Я закрываю лицо руками, потому что больше не могу видеть сестру. Жаль, что у людей одна пара рук, потому что другой я бы закрыла уши, чтобы не слышать тот бред, что она несёт.
И тут мне в голову приходит мысль, от которой внутри снова всё переворачивается, и я впиваюсь в Николь взглядом.
— Скажи, а если бы я тогда не согласилась, куда бы ты дела Лекса?
Николь хмурится и отпивает уже порядком остывший кофе.
— Какая теперь разница?
— Отвечай! — каркаю я и по-прежнему не отвожу от неё глаз. Мне нужно доказательство, что это не очередная игра.
Но может же быть, что и игра! Чёрт его знает, зачем это сестре понадобилось. Может, выступление специально для матери. Может, меня испытывает. Узнала про мои трудности и испытывает. Хрен тебе, а не звонок о деньгах тогда. Справлюсь.
Но ответ Николь ставит окончательный крест на моих надеждах.
— Ленора договорилась с одной мексиканской парой. Они бы его забрали.
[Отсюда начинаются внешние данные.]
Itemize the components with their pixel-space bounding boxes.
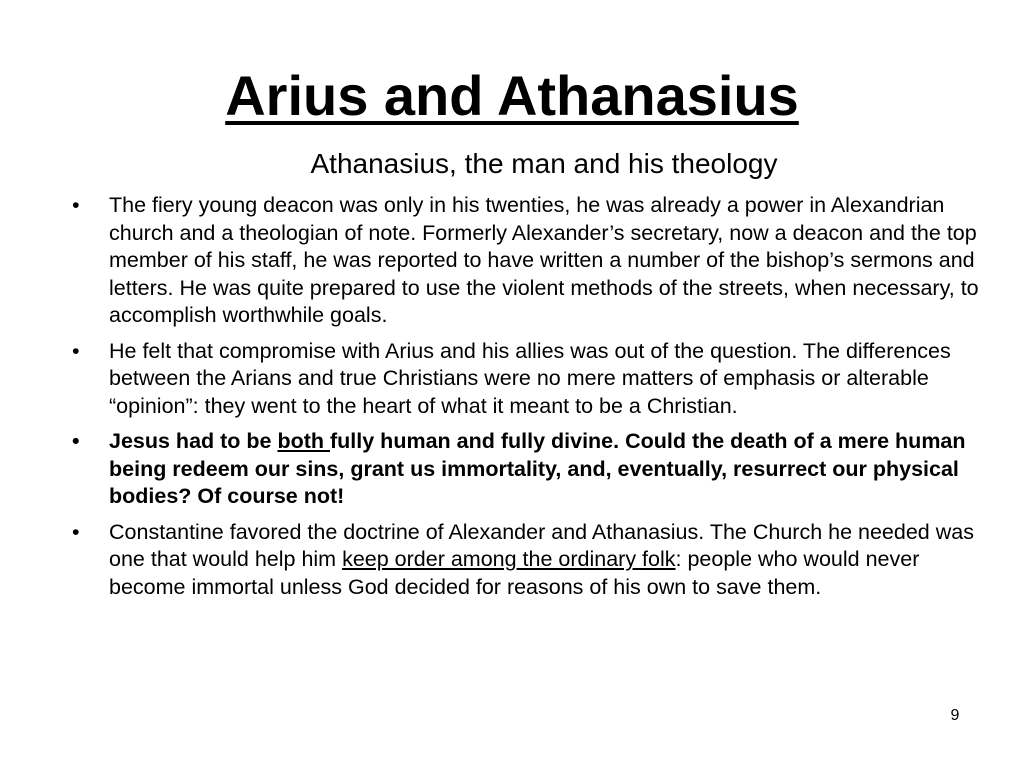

Правда, пришлось бы раскошелиться…
— Ты и мне деньги давала.
— Они запросили гораздо больше.
Я резко вскакиваю со стула и кидаюсь к раковине, где меня жестоко вырывает тем, что мы с Лексом ели на завтрак. К кофе, который делала мать, я так и не притронулась.
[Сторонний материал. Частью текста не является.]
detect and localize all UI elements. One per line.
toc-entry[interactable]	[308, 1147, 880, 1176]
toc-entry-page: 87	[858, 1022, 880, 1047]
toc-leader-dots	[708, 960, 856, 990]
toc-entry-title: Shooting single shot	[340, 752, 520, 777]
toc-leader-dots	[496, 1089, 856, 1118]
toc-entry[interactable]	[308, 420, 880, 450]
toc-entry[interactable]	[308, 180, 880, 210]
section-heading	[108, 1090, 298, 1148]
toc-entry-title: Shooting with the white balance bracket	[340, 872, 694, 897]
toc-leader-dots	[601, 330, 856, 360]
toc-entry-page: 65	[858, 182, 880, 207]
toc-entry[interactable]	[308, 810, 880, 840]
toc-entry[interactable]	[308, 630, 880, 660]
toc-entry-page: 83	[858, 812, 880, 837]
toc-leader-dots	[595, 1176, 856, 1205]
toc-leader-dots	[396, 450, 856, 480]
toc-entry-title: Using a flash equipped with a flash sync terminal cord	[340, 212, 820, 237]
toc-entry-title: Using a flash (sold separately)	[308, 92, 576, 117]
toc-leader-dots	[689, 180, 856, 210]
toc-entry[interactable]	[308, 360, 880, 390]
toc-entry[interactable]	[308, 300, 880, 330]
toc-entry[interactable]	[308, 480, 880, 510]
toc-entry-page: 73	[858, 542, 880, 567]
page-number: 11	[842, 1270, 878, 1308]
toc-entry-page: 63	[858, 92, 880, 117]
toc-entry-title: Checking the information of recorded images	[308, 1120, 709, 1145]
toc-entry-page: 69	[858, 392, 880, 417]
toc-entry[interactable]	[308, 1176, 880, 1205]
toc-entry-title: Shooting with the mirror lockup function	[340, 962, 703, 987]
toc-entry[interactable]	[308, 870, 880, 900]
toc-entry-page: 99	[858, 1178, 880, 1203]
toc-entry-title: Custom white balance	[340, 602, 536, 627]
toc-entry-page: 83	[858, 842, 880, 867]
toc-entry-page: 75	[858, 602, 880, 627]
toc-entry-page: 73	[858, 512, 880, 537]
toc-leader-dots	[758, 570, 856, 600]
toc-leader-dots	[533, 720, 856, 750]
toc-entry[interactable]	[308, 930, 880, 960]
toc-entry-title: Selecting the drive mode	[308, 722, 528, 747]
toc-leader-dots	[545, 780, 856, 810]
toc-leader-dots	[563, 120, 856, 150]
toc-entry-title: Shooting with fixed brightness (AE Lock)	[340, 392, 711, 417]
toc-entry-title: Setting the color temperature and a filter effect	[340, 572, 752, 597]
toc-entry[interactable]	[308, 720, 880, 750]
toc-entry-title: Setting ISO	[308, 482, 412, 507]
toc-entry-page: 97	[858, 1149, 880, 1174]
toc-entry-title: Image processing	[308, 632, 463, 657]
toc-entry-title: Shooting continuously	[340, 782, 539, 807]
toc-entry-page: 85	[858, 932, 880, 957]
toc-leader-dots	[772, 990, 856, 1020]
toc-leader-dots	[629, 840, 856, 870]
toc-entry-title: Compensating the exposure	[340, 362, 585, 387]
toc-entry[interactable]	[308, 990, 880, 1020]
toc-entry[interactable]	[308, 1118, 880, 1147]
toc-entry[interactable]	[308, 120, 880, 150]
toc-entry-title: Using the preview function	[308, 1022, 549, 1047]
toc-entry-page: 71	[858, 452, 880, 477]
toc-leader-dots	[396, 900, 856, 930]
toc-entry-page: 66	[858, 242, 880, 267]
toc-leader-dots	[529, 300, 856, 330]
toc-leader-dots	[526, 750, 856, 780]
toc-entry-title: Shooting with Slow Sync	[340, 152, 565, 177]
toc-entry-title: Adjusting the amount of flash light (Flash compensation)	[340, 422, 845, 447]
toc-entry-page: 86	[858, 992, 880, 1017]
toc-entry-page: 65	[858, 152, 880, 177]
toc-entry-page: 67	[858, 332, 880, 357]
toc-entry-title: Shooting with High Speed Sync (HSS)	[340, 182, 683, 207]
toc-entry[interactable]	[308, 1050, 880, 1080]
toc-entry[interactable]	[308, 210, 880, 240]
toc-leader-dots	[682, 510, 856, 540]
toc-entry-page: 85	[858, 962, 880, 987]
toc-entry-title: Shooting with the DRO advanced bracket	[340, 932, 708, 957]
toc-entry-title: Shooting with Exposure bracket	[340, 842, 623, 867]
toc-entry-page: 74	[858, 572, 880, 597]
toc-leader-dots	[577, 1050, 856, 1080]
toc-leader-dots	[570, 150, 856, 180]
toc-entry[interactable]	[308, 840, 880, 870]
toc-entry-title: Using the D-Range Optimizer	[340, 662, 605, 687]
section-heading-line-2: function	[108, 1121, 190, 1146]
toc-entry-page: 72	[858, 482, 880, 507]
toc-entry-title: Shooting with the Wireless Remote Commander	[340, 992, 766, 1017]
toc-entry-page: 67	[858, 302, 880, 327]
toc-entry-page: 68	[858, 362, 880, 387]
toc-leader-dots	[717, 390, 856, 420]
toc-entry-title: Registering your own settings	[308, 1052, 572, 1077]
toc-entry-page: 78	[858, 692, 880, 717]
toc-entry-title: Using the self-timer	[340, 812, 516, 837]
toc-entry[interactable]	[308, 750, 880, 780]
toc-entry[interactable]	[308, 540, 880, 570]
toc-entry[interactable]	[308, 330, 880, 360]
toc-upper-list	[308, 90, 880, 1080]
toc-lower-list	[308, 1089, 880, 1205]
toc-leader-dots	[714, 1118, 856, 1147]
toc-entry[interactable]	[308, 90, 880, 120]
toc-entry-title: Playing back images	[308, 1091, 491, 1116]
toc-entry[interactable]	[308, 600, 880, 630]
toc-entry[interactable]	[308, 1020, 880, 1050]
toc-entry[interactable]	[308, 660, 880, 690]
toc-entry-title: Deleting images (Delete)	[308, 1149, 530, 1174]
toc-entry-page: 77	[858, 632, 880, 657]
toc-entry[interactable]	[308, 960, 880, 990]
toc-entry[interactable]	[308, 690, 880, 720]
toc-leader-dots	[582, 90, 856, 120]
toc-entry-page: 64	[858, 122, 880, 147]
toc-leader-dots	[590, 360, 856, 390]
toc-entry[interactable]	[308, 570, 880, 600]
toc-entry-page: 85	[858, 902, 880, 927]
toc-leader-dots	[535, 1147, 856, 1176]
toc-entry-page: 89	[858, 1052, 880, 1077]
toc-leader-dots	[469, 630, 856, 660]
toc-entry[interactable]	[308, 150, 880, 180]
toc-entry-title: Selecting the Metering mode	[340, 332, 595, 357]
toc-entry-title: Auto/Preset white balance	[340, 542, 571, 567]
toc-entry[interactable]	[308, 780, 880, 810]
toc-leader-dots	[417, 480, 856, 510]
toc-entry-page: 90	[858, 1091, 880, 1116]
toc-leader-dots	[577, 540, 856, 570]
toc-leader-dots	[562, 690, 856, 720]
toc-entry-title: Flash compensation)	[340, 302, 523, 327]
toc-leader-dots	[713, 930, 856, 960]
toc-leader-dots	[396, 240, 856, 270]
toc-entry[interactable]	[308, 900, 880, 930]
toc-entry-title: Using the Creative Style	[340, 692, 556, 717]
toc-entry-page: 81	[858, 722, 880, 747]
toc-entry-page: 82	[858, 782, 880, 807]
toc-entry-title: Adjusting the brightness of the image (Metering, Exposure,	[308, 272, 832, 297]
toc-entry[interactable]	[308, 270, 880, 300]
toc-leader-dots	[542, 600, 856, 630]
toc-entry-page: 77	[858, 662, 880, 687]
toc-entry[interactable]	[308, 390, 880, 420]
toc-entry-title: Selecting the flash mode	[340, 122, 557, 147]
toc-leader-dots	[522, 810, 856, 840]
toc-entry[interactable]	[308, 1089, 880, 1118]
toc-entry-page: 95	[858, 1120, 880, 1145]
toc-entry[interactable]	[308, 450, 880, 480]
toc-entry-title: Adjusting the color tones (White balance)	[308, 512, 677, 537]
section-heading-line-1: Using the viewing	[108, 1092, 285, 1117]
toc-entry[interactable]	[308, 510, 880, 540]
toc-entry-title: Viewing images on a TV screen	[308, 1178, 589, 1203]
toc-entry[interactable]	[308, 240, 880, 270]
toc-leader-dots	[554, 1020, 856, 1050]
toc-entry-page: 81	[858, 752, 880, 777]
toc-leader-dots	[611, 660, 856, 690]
Прополоскав рот и умывшись, я отрываю два бумажных полотенца и промакиваю лицо. Эти несколько упражнений позволяют мне собраться с мыслями, и я снова готова кинуться в бой.
— Как зовут твоего жениха?
— Виктор Броуди.
— Виктор Броуди. Хорошо. Я постараюсь запомнить. А ты запомни, что Лекса я тебе не отдам. Более того, позвоню твоему Виктору и расскажу о том, что ты собралась сделать с его сыном. Если он действительно его сын.
По мере того, как я говорю, мама бледнеет, а лицо Николь идёт красными пятнами. В конце моей проникновенной речи оно напоминает перезрелый томат, который вот-вот лопнет на солнце и обнажит своё гнилое нутро.
Так и происходит.
— Что?! Да я засужу тебя за похищение ребёнка.
— Хрен тебе. Ты оформила на меня опекунство. Если этот Броуди достойный человек, он точно не отдаст тебе Лекса. Если нет, отцовство ещё доказать надо. Вряд ли солидному бизнесмену нужен подобный скандал. А уж я его организую, помяни моё слово.
— Эмма, как ты можешь говорить сестре такие вещи?!
Я пропускаю возмущённый вопль матери мимо ушей и снова обращаюсь к сестре.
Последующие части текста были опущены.